Other end user impact
None
Scalability impact
None
Performance Impact
Having a lot of inspection rules will make inspection longer. But it should not affect the rest of the system.
Other deployer impact
The new section [inspection_rules]
will have these
options:
built_in
-
An optional path to a YAML file with built-in inspection rules. Loaded on service start and thus not modifyable via SIGHUP.
default_scope
-
The default value for
scope
for all rules where this field is not set (excluding built-in ones). mask_secrets
-
Whether to mask secrets in the node information passed to the rules:
always
(the default) - always remove things like BMC passwords.never
- never mask anything, pass full node objects to all rules.sensitive
- allow secrets for rules marked assensitive
.
supported_interfaces
-
A regular expression to match inspect interfaces that run inspection rules. Defaults to
^(agent|inspector)$
to limit the rules to only in-band implementations. Can be set to.*
to also run on all nodes.
One option will be added to the [auto_discovery]
section:
inspection_scope
-
The default value of inspection scope for nodes enrolled via auto-discovery. Simplifies targetting such nodes with inspection rules.
Developer impact
Actions are provided via plugins with entry points in the
ironic.inspection_rules.actions
namespace:
class InspectionRuleActionBase(metaclass=abc.ABCMeta):
"""Abstract base class for rule action plugins."""
= []
formatted_params """List of params to be formatted with python format."""
= False
supports_early """Whether the action is supported in the early phase."""
def call_early(self, rule, *args, **kwargs):
"""Run action in the early phase."""
raise NotImplementedError
@abc.abstractmethod
def __call__(self, task, rule, *args, **kwargs):
"""Run action on successful rule match."""
Note
The interface in Inspector supports several additional validation features.
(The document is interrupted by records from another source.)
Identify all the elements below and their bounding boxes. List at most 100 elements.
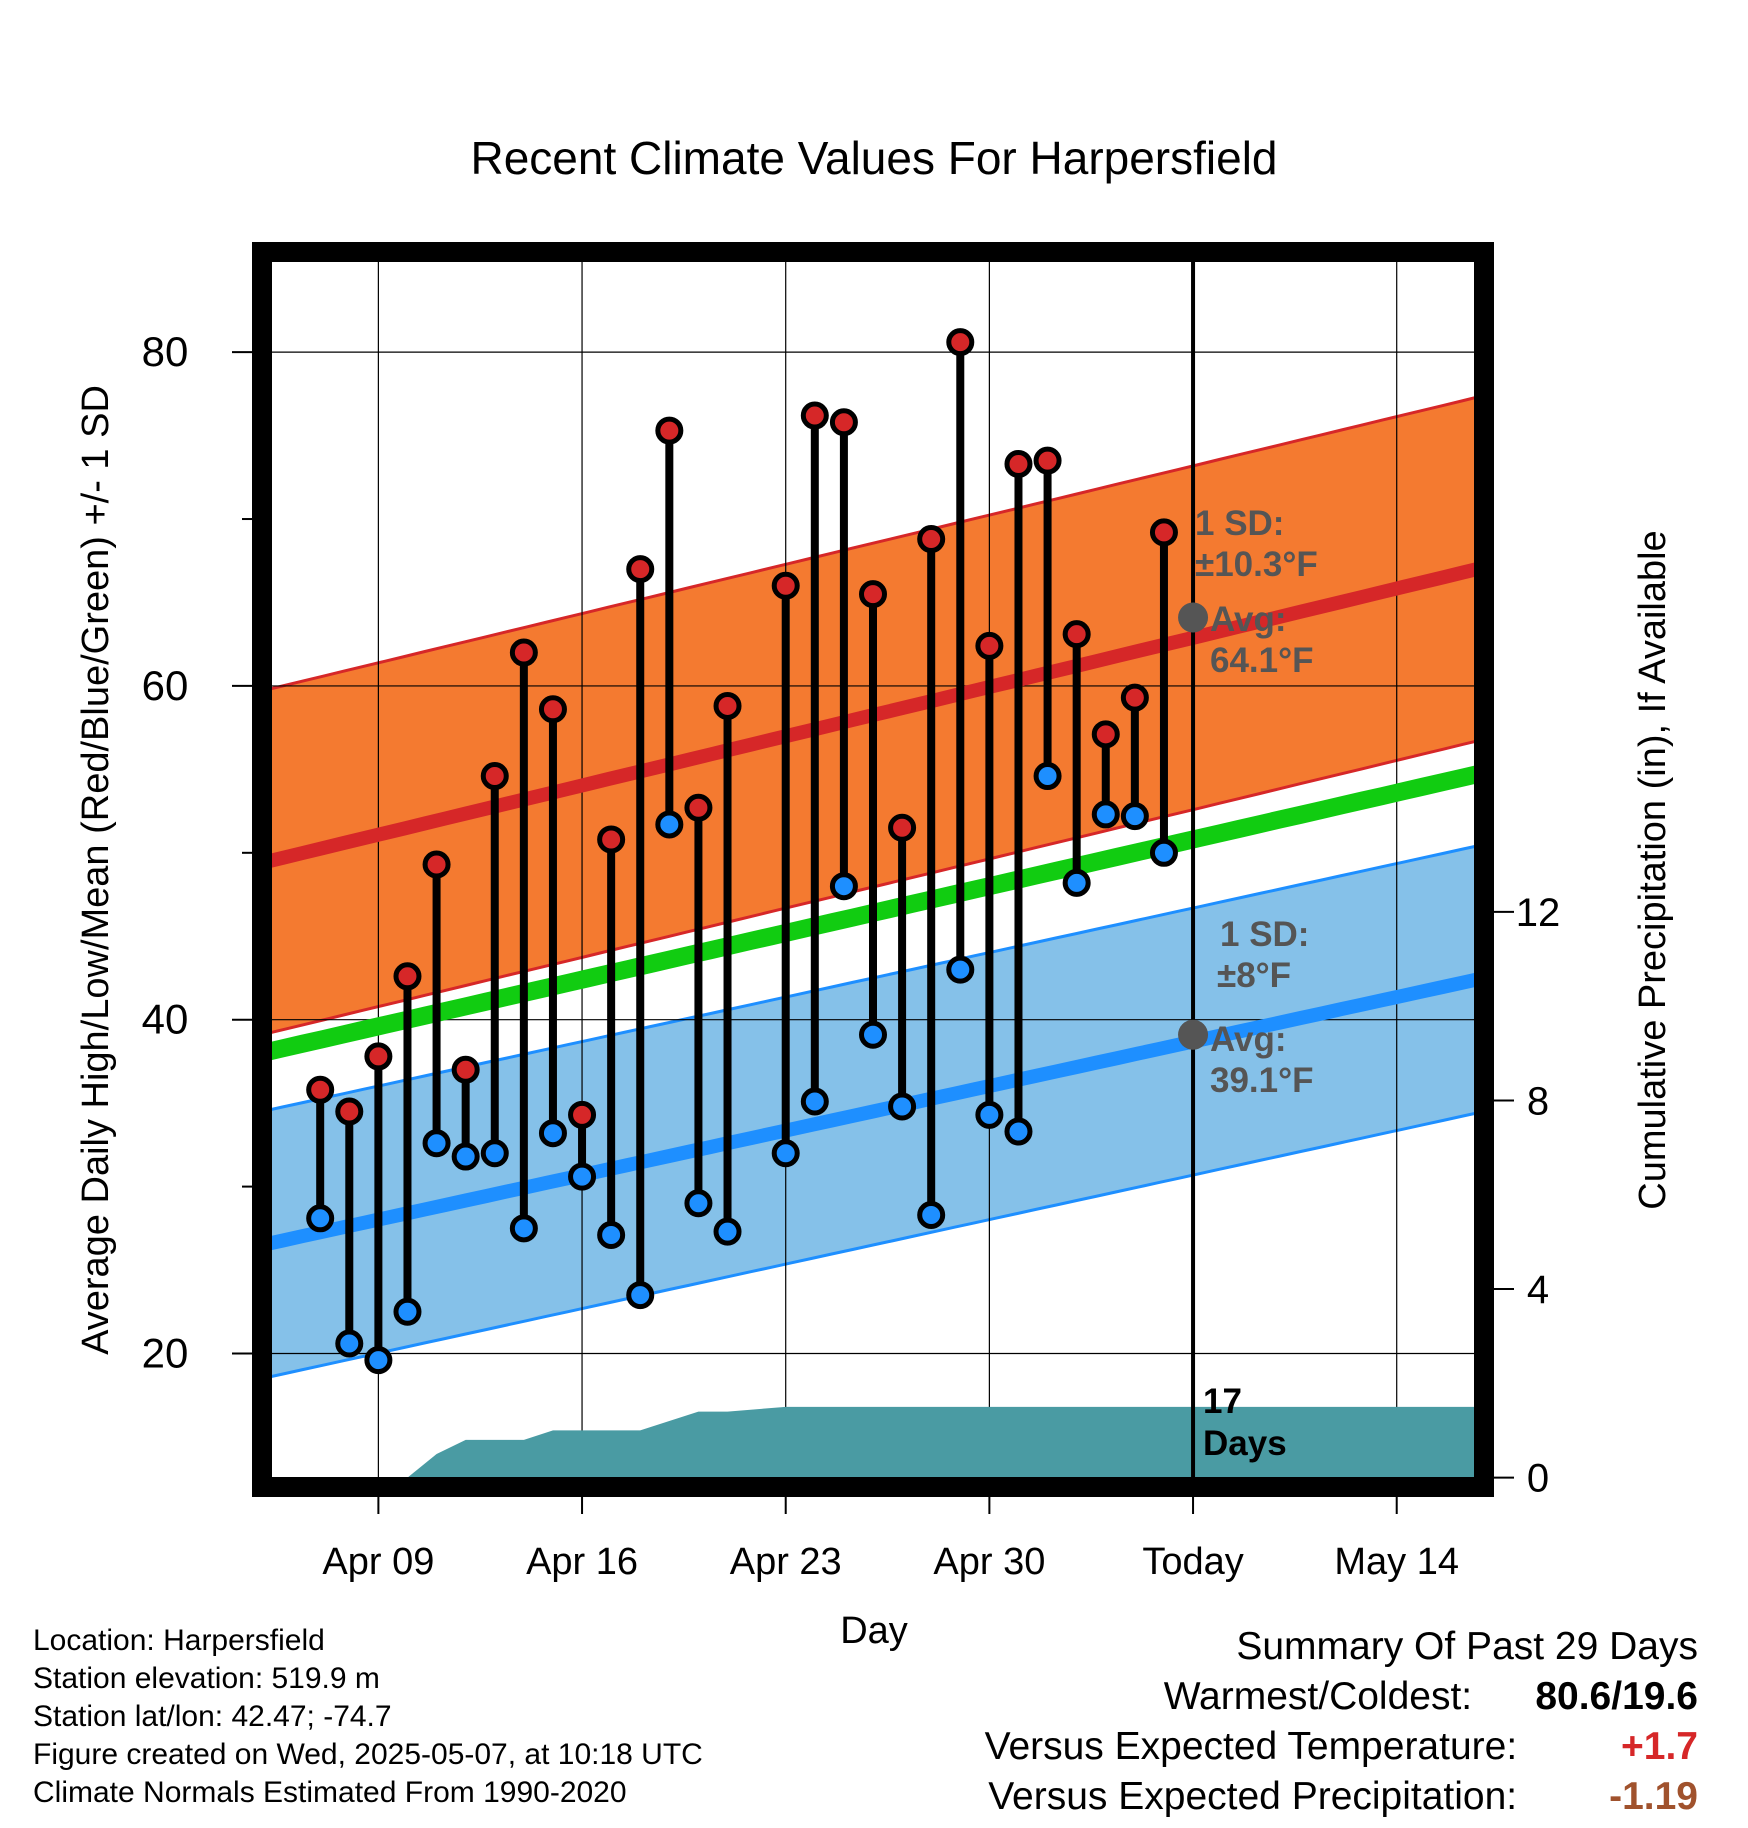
daily-low-point [859, 1020, 887, 1049]
daily-high-point [568, 1100, 597, 1129]
latlon-text: Station lat/lon: 42.47; -74.7 [33, 1700, 392, 1733]
temp-value: +1.7 [1621, 1725, 1698, 1768]
y2-axis-label: Cumulative Precipitation (in), If Availa… [1632, 530, 1674, 1209]
y2-tick-label: 8 [1527, 1079, 1549, 1123]
daily-low-point [626, 1281, 655, 1310]
daily-low-point [451, 1142, 480, 1171]
low-sd-value: ±8°F [1217, 956, 1291, 995]
x-tick-label: Apr 09 [322, 1541, 434, 1583]
y2-tick-label: 4 [1527, 1268, 1549, 1312]
daily-low-point [306, 1204, 335, 1233]
high-sd-label: 1 SD: [1195, 504, 1284, 543]
created-text: Figure created on Wed, 2025-05-07, at 10… [33, 1738, 703, 1771]
daily-high-point [800, 401, 829, 430]
high-sd-value: ±10.3°F [1195, 545, 1318, 584]
precip-row: Versus Expected Precipitation: -1.19 [985, 1772, 1698, 1822]
daily-high-point [393, 962, 422, 991]
daily-low-point [422, 1129, 451, 1158]
daily-high-point [364, 1042, 393, 1071]
station-info: Location: Harpersfield Station elevation… [33, 1622, 703, 1812]
x-tick-label: Today [1142, 1541, 1243, 1583]
daily-high-point [626, 555, 655, 584]
x-tick-label: May 14 [1334, 1541, 1459, 1583]
daily-low-point [1062, 868, 1091, 897]
temp-label: Versus Expected Temperature: [984, 1725, 1518, 1768]
daily-low-point [946, 955, 975, 984]
summary-panel: Summary Of Past 29 Days Warmest/Coldest:… [985, 1622, 1698, 1822]
high-avg-label: Avg: [1210, 600, 1286, 639]
location-text: Location: Harpersfield [33, 1624, 325, 1657]
days-word: Days [1203, 1424, 1287, 1463]
low-sd-label: 1 SD: [1220, 915, 1309, 954]
elevation-text: Station elevation: 519.9 m [33, 1662, 380, 1695]
daily-high-point [451, 1055, 480, 1084]
daily-high-point [684, 793, 713, 822]
daily-low-point [364, 1346, 393, 1375]
precip-label: Versus Expected Precipitation: [988, 1775, 1518, 1818]
daily-low-point [335, 1329, 364, 1358]
high-avg-marker [1178, 602, 1209, 633]
daily-low-point [655, 810, 684, 839]
warm-cold-label: Warmest/Coldest: [1163, 1675, 1473, 1718]
daily-low-point [538, 1119, 567, 1148]
daily-low-point [917, 1200, 946, 1229]
daily-high-point [335, 1097, 364, 1126]
y2-tick-label: 0 [1527, 1457, 1549, 1501]
y-tick-label: 40 [142, 996, 189, 1043]
daily-low-point [597, 1220, 626, 1249]
y2-tick-label: 12 [1516, 891, 1561, 935]
daily-low-point [829, 872, 858, 901]
high-band-upper-edge [262, 394, 1484, 693]
daily-high-point [859, 580, 887, 609]
daily-high-point [946, 328, 975, 357]
daily-high-point [829, 408, 858, 437]
daily-low-point [509, 1214, 538, 1243]
x-tick-label: Apr 30 [933, 1541, 1045, 1583]
x-axis-label: Day [840, 1610, 908, 1652]
days-count: 17 [1203, 1382, 1242, 1421]
daily-high-point [509, 638, 538, 667]
normals-text: Climate Normals Estimated From 1990-2020 [33, 1776, 627, 1809]
daily-high-point [975, 631, 1004, 660]
cumulative-precip-area [262, 1406, 1484, 1478]
daily-high-point [713, 691, 742, 720]
daily-low-point [771, 1139, 800, 1168]
daily-high-point [422, 850, 451, 879]
chart-title: Recent Climate Values For Harpersfield [470, 132, 1277, 184]
daily-low-point [1149, 838, 1178, 867]
x-tick-label: Apr 16 [526, 1541, 638, 1583]
warm-cold-row: Warmest/Coldest: 80.6/19.6 [985, 1672, 1698, 1722]
daily-high-point [1004, 449, 1033, 478]
daily-high-point [1120, 683, 1149, 712]
y-tick-label: 60 [142, 662, 189, 709]
y-tick-label: 80 [142, 328, 189, 375]
daily-high-point [1091, 720, 1120, 749]
daily-high-point [1062, 620, 1091, 649]
daily-low-point [800, 1087, 829, 1116]
low-avg-marker [1178, 1019, 1209, 1050]
temp-row: Versus Expected Temperature: +1.7 [985, 1722, 1698, 1772]
daily-high-point [917, 525, 946, 554]
daily-high-point [597, 825, 626, 854]
daily-low-point [480, 1139, 509, 1168]
daily-low-point [888, 1092, 917, 1121]
daily-high-point [480, 762, 509, 791]
daily-low-point [975, 1100, 1004, 1129]
daily-high-point [538, 695, 567, 724]
y-axis-label: Average Daily High/Low/Mean (Red/Blue/Gr… [75, 385, 117, 1355]
daily-low-point [1033, 762, 1062, 791]
daily-low-point [713, 1217, 742, 1246]
y-tick-label: 20 [142, 1329, 189, 1376]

I hope to derive the valid arguments from method signatures instead.
Implementation
Assignee(s)
- Primary assignee:
-
Dmitry Tantsur (IRC: dtantsur, dtantsur@protonmail.com)
- Other contributors:
-
TBD
Work Items
See the RFE.
Dependencies
/approved/merge-inspector
Testing
- Add functional tests exercising inspection rules CRUD actions.
- Update the in-band inspection job to have a simple rule that we can verify is run (e.g. it sets something in the node's extra).
Upgrades and Backwards Compatibility
Existing rules will not be automatically migrated from Inspector to Ironic since the convertion may not be always trivial (e.g. around variable interpolation or loops).
Documentation Impact
- API reference will be updated.
- User guide will be migrated from Inspector with a couple of real-life examples.